Cet été j’ai relu Oedipe Roi et Oedipe à Colone de Sophocle. Ce fut un moment extraordinaire qui s’articulait concrètement à ma vie, à des questions qui m’habitent plus particulièrement ces temps-ci.
Ma motivation de lire un texte à voix haute
Avant que le pièce ne soit écrite il y a 2500 ans, le mythe a circulé dans l’Attique, colporté par des rhapsodes. Dans Ion, Platon fait parler ainsi un rhapsode :
« De la scène où je suis, je regarde mon public : il faut que leurs pleurs, leurs regards étonnés, leur terreur même répondent à mes paroles. »
Dans le silence de ma lecture de 2021, beaucoup d’affects ont été mobilisés, le texte ancien s’actualisait, m’ouvrait des perspectives. J’ai envie aujourd’hui de le lire à voix haute, de tenter d’élargir à d’autres l’effet d’actualisation qui a marqué ma redécouverte solitaire.

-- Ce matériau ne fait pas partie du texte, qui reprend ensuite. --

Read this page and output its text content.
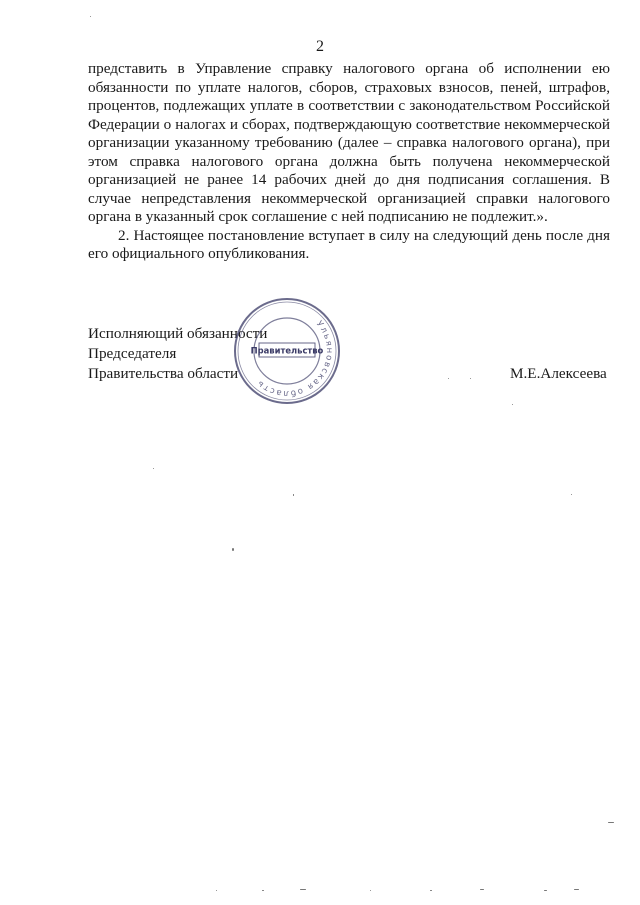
2

представить в Управление справку налогового органа об исполнении ею обязанности по уплате налогов, сборов, страховых взносов, пеней, штрафов, процентов, подлежащих уплате в соответствии с законодательством Российской Федерации о налогах и сборах, подтверждающую соответствие некоммерческой организации указанному требованию (далее – справка налогового органа), при этом справка налогового органа должна быть получена некоммерческой организацией не ранее 14 рабочих дней до дня подписания соглашения. В случае непредставления некоммерческой организацией справки налогового органа в указанный срок соглашение с ней подписанию не подлежит.».

2. Настоящее постановление вступает в силу на следующий день после дня его официального опубликования.

Исполняющий обязанности
Председателя
Правительства области	М.Е.Алексеева
Ульяновская область
Правительство
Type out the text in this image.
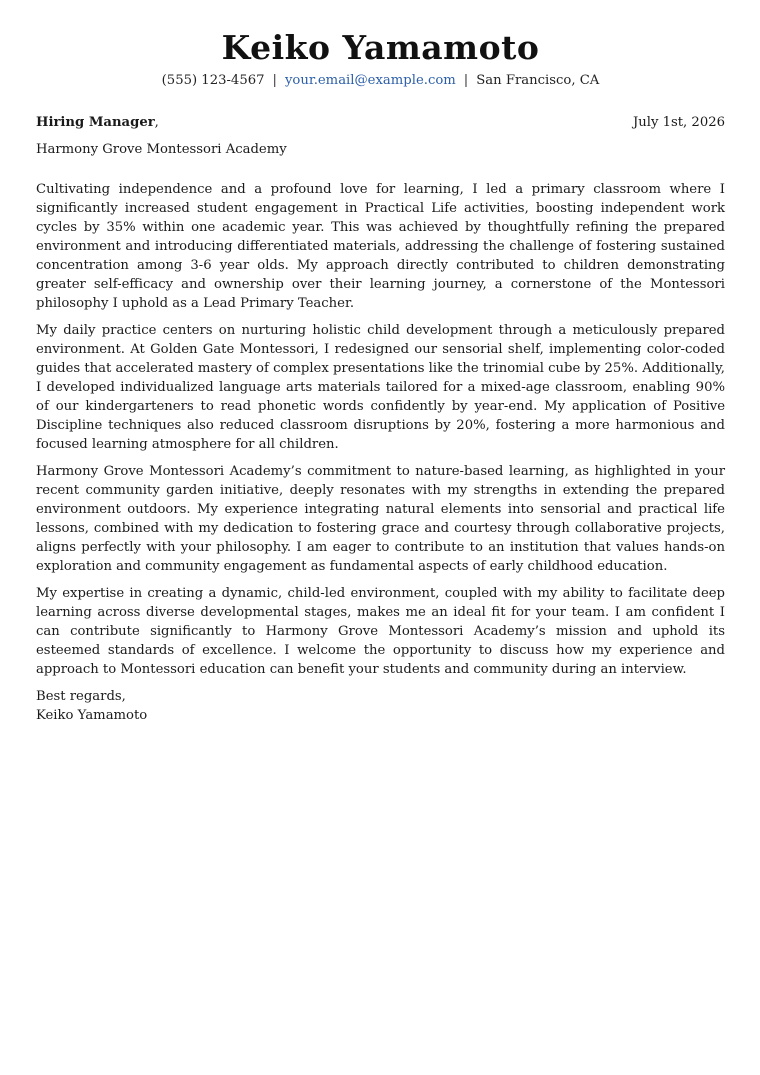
Keiko Yamamoto
(555) 123-4567 | your.email@example.com | San Francisco, CA
Hiring Manager,	July 1st, 2026
Harmony Grove Montessori Academy

Cultivating independence and a profound love for learning, I led a primary classroom where I significantly increased student engagement in Practical Life activities, boosting independent work cycles by 35% within one academic year. This was achieved by thoughtfully refining the prepared environment and introducing differentiated materials, addressing the challenge of fostering sustained concentration among 3-6 year olds. My approach directly contributed to children demonstrating greater self-efficacy and ownership over their learning journey, a cornerstone of the Montessori philosophy I uphold as a Lead Primary Teacher.

My daily practice centers on nurturing holistic child development through a meticulously prepared environment. At Golden Gate Montessori, I redesigned our sensorial shelf, implementing color-coded guides that accelerated mastery of complex presentations like the trinomial cube by 25%. Additionally, I developed individualized language arts materials tailored for a mixed-age classroom, enabling 90% of our kindergarteners to read phonetic words confidently by year-end. My application of Positive Discipline techniques also reduced classroom disruptions by 20%, fostering a more harmonious and focused learning atmosphere for all children.

Harmony Grove Montessori Academy’s commitment to nature-based learning, as highlighted in your recent community garden initiative, deeply resonates with my strengths in extending the prepared environment outdoors. My experience integrating natural elements into sensorial and practical life lessons, combined with my dedication to fostering grace and courtesy through collaborative projects, aligns perfectly with your philosophy. I am eager to contribute to an institution that values hands-on exploration and community engagement as fundamental aspects of early childhood education.

My expertise in creating a dynamic, child-led environment, coupled with my ability to facilitate deep learning across diverse developmental stages, makes me an ideal fit for your team. I am confident I can contribute significantly to Harmony Grove Montessori Academy’s mission and uphold its esteemed standards of excellence. I welcome the opportunity to discuss how my experience and approach to Montessori education can benefit your students and community during an interview.

Best regards,
Keiko Yamamoto
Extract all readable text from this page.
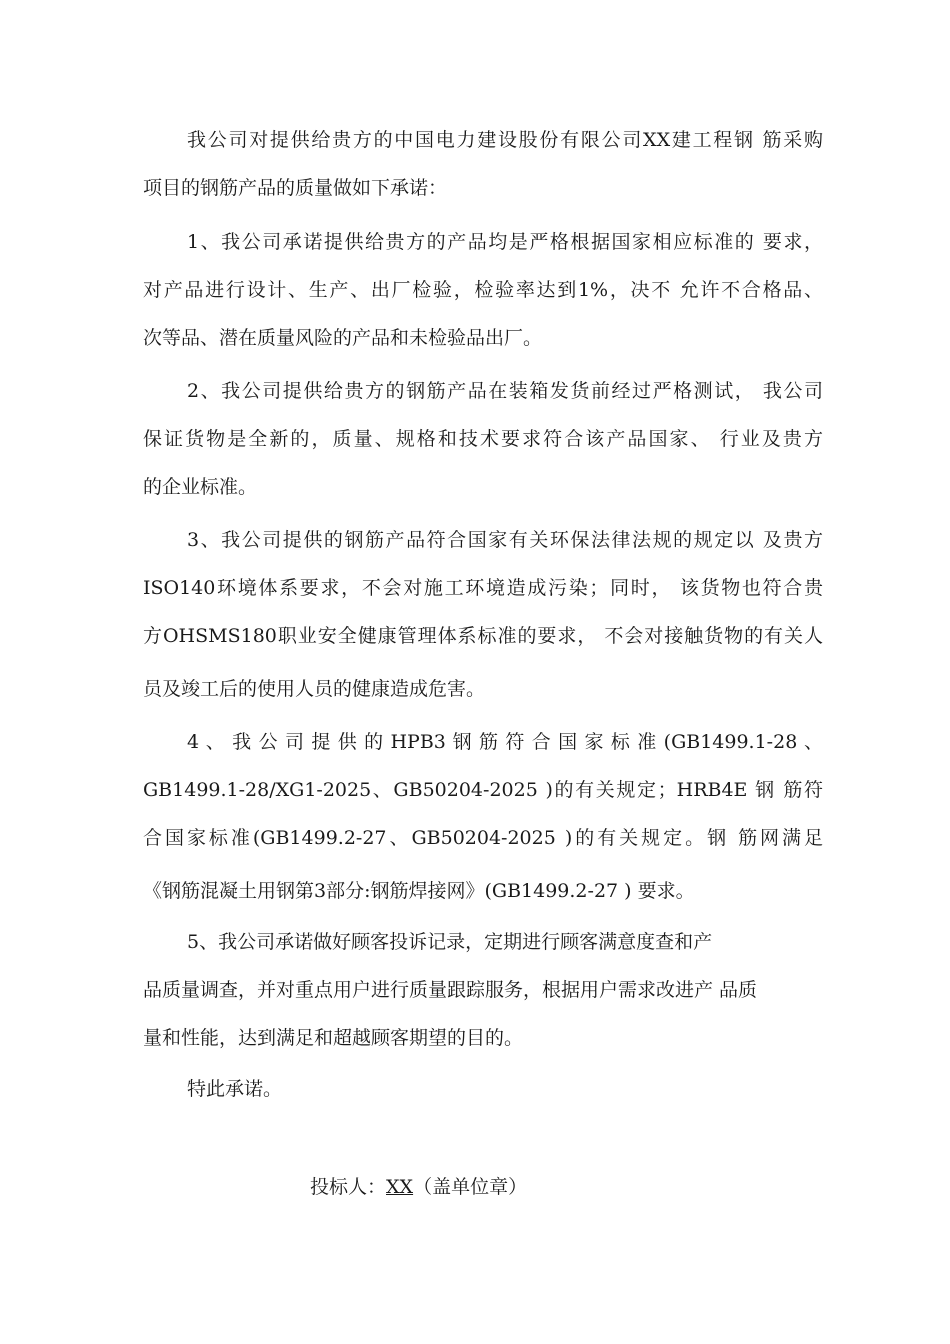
我公司对提供给贵方的中国电力建设股份有限公司XX建工程钢 筋采购
项目的钢筋产品的质量做如下承诺：
1、我公司承诺提供给贵方的产品均是严格根据国家相应标准的 要求，
对产品进行设计、生产、出厂检验，检验率达到1%，决不 允许不合格品、
次等品、潜在质量风险的产品和未检验品出厂。
2、我公司提供给贵方的钢筋产品在装箱发货前经过严格测试， 我公司
保证货物是全新的，质量、规格和技术要求符合该产品国家、 行业及贵方
的企业标准。
3、我公司提供的钢筋产品符合国家有关环保法律法规的规定以 及贵方
ISO140环境体系要求，不会对施工环境造成污染；同时， 该货物也符合贵
方OHSMS180职业安全健康管理体系标准的要求， 不会对接触货物的有关人
员及竣工后的使用人员的健康造成危害。
4 、 我 公 司 提 供 的 HPB3 钢 筋 符 合 国 家 标 准 (GB1499.1-28 、
GB1499.1-28/XG1-2025、GB50204-2025 )的有关规定；HRB4E 钢 筋符
合国家标准(GB1499.2-27、GB50204-2025 )的有关规定。钢 筋网满足
《钢筋混凝土用钢第3部分:钢筋焊接网》(GB1499.2-27 ) 要求。
5、我公司承诺做好顾客投诉记录，定期进行顾客满意度查和产
品质量调查，并对重点用户进行质量跟踪服务，根据用户需求改进产 品质
量和性能，达到满足和超越顾客期望的目的。
特此承诺。
投标人：XX（盖单位章）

Cette qualité de lien au texte que j'entreprends de porter à la voix haute est fondamentale pour moi. Si je n'ai pas choisi le texte, mon premier travail sera d'écouter comment il résonne en moi, comment il "s'accroche" à ma vie, à son présent, à ses mémoires, à ses questionnements. Lire et relire. Ecouter. Ecrire ce qui me vient. En parler à d'autres. Ecouter encore. Commencer parfois à le travailler. Attendre que quelque chose se noue, prenne corps. Sentir à un moment que c'est là, que le texte a pris place.
Il s'agit d'un socle à partir duquel grandit mon désir de dire. Ouvrir à d'autres une expérience personnelle, tenter dans la présence de les concerner, permettre que vive l'espace entre moi, passeur du texte et eux, plutôt immobiles et silencieux.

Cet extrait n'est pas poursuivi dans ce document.